I’m a week into recovery and all I want is to be able to sleep laying on my stomach. Not for another 3 weeks… (okay, that’s not *all* I want, but it’s a start… also stretching my arms above my head, oh do I miss that, too!)
Most of the days since surgery have been pretty easy, with a couple exceptions for cranky moments and hard things. I’m super grateful to everyone who brought or bought me foods, especially in the first few days. Having food show up without me having to think much about it was so great and really really useful. And the folks who came over to care for me have been absolutely the best. Your company made the days go faster. You have helped me feel loved and cared for and knowing I could ask for something if I needed it has been so helpful. I still have a few more meals and a few more folks signed up, and I’m super grateful to you, too, and everyone who has read my posts in here and commented support. Lots of gratitude.
Wednesday, Stian helped me shower (yay! Finally!) and we removed the pad and bandage around my chest for likely the last time. I was told at the post-op appointment that I could remove the bandage once it stopped draining, and the bandage we removed yesterday was basically clean. I had previously only really had two chances to see my new chest, when changing the bandage. The last day and a half or so has been a strange and new version of surgery recovery, and also the most emotional so far.
With the bandage off, the physical reality of surgery has hit me. I’ve read about post-surgery depression, which happens with all types of surgery not just trans ones, and so I expected some of that given that my brain is used to depressed places. Expecting it and experiencing it, of course, are different. I’ve had all the emotions around surgery and I’m sure I’m not done. All the pre-surgery questions have come back, not surprisingly. I’m trying really hard to keep my ever-critical Virgo-rising eye from now obsessing over how my new chest looks because I know how it is now is not how it will be. I’m barely a week into healing and I haven’t even seen the areola shape yet as I still have the steri strips on the incisions. Still, though, my brain is a fun overly critical anxious and depressed place, so I’ve been going all the worst places.

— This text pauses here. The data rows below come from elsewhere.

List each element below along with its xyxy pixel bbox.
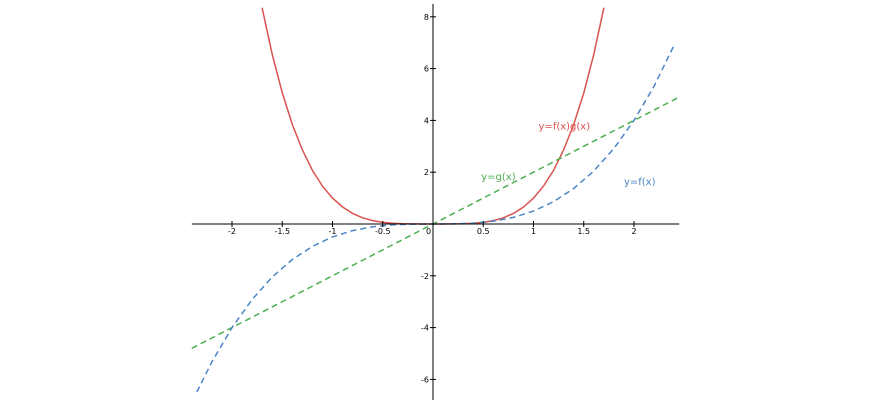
- x-tick-label: 1.5: [577, 227, 590, 236]
- y-tick-label: -6: [421, 375, 429, 384]
- f-curve-label: y=f(x): [624, 177, 656, 188]
- g-line: [191, 96, 680, 349]
- origin-label: 0: [426, 227, 431, 236]
- x-tick-label: -2: [228, 227, 236, 236]
- axes-layer: 0: [191, 3, 680, 400]
- curve-labels-layer: y=f(x)g(x) y=g(x) y=f(x): [481, 121, 655, 188]
- x-tick-label: 1: [531, 227, 536, 236]
- x-tick-label: -1.5: [274, 227, 290, 236]
- y-tick-label: 8: [424, 13, 429, 22]
- curves-layer: [191, 7, 680, 393]
- x-tick-label: -0.5: [375, 227, 391, 236]
- x-tick-label: -1: [329, 227, 337, 236]
- y-tick-label: -2: [421, 272, 429, 281]
- y-tick-label: -4: [421, 324, 429, 333]
- x-tick-label: 2: [631, 227, 636, 236]
- f-curve: [196, 44, 675, 393]
- y-tick-label: 6: [424, 65, 429, 74]
- y-tick-label: 2: [424, 168, 429, 177]
- g-line-label: y=g(x): [481, 172, 515, 183]
- ticks-layer: -2 -1.5 -1 -0.5 0.5 1 1.5 2 -6 -4 -2 2 4 6 8: [228, 13, 637, 385]
- product-curve-label: y=f(x)g(x): [539, 121, 591, 132]
- x-tick-label: 0.5: [477, 227, 490, 236]
- y-tick-label: 4: [424, 116, 429, 125]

At the urging of one of my main care team folks, I read a few different narratives of post top surgery depression that I could find yesterday, and my care person today is someone who has had top surgery, so I’m planning on chatting with him about it. It has been useful to remind myself this is normal, that it is okay, that I won’t feel this way forever, but it is still challenging. I hoped that all the doubt and uncertainty would go away with surgery and that I would love looking down at my new chest and feel so satisfied and content with it. Even though I also knew that wasn’t going to happen right away and that there would be a period of adjustment and likely depression, part of me still hoped I could bypass that somehow. I hoped everything would click into place the way I felt after my first shot of T. Though, I must have forgotten my slow process with that, as well, and the months long break I took about six months in and the struggle and uncertainty there because of how right it feels now.

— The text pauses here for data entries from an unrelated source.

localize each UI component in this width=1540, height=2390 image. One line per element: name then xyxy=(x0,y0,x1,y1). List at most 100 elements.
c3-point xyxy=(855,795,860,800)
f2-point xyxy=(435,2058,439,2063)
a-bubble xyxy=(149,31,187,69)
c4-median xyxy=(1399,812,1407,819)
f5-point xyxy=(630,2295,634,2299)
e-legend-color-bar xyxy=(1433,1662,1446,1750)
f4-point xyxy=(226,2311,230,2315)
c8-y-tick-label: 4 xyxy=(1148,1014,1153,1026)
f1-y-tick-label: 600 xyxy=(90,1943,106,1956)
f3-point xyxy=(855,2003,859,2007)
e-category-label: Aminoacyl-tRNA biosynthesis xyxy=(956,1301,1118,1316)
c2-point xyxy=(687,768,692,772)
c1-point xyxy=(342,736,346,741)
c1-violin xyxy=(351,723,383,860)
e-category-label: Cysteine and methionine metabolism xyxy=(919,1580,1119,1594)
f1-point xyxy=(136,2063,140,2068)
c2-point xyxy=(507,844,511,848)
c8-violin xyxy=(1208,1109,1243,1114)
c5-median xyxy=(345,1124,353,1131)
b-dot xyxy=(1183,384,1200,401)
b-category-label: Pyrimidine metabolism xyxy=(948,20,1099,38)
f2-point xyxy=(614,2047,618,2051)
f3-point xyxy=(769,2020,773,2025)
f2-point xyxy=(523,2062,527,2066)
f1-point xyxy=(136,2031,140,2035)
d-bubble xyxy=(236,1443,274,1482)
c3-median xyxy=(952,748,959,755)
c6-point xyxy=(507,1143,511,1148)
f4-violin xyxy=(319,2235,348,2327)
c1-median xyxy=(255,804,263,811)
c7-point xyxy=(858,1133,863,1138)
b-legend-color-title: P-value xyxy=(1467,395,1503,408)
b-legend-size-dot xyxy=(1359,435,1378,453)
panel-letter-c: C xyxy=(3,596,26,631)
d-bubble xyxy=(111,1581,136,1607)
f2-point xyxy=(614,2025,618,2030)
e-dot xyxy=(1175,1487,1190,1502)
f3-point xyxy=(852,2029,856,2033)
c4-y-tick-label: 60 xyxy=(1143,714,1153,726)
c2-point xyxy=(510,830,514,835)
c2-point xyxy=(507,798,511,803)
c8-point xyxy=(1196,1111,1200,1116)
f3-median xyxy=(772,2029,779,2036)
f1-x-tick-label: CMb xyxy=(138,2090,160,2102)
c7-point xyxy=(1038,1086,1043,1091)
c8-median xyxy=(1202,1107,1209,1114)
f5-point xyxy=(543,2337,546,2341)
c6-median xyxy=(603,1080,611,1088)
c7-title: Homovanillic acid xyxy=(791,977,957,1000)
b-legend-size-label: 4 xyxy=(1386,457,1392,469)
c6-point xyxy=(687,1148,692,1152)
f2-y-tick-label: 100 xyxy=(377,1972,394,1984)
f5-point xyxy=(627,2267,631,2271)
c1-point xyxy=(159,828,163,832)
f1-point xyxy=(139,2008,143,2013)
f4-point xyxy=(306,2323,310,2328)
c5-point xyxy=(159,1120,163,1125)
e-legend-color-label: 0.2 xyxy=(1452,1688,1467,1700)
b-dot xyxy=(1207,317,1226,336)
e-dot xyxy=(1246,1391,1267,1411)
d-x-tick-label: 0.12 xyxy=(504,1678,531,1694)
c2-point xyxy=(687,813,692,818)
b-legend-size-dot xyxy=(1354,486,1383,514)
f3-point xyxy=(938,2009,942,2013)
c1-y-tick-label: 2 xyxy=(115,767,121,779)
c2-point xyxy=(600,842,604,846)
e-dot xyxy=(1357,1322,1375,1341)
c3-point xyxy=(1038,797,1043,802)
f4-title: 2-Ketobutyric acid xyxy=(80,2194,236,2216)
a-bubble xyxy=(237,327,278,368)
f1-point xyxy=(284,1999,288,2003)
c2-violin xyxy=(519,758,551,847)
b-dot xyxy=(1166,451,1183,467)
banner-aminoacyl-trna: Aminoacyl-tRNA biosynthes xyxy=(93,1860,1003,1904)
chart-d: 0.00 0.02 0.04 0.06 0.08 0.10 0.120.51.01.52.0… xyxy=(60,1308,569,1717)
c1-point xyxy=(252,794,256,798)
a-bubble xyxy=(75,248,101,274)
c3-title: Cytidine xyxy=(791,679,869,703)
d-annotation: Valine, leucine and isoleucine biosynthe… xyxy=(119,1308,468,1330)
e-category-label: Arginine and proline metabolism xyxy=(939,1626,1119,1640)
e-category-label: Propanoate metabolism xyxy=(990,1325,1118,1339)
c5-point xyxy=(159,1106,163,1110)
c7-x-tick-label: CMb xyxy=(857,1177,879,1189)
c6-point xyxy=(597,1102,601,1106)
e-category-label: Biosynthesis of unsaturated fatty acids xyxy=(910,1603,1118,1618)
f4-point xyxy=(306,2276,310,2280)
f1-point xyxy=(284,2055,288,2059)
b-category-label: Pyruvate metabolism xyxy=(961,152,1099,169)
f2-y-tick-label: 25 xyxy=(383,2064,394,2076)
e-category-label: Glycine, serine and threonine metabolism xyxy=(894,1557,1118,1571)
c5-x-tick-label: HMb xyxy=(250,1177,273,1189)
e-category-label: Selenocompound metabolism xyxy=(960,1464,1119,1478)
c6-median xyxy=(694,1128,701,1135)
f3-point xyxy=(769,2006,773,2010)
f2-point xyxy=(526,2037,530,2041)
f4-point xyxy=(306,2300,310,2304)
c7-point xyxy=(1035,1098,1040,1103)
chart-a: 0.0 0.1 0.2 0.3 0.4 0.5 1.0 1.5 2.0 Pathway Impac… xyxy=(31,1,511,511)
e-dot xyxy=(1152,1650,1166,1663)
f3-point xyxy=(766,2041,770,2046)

I am not binary, and that also makes all medical transition more complicated (I think… which is also not to say it isn’t complicated for binary trans folks as well). My genderqueerness means there is no ideal chest, exactly, except for the one I choose. It does not need to look like a “man’s chest” (though, also, there are billions of right ways for a chest to be a man’s chest and tons of variation there, so wtf does that mean, anyway? But also, you know what I mean) nor a “woman’s chest,” (see previous parenthetical statement) and indeed it is neither of those things. It’s mine. It is a genderqueer chest by nature of being on the genderqueer body of a genderqueer person.
The physical reality is still hitting me, and it will likely keep coming. I must build a new relationship with my new chest. I can’t assume the old ways we were together still hold. We have to find new ways of being together, as in the aftermath of any traumatic experience (which surgery certainly, literally, is). And some of that process will be grieving. And some of that process will be gender euphoria. And some of that process will be pleasurable. And some of the process will be terrible. All of the process will be slow.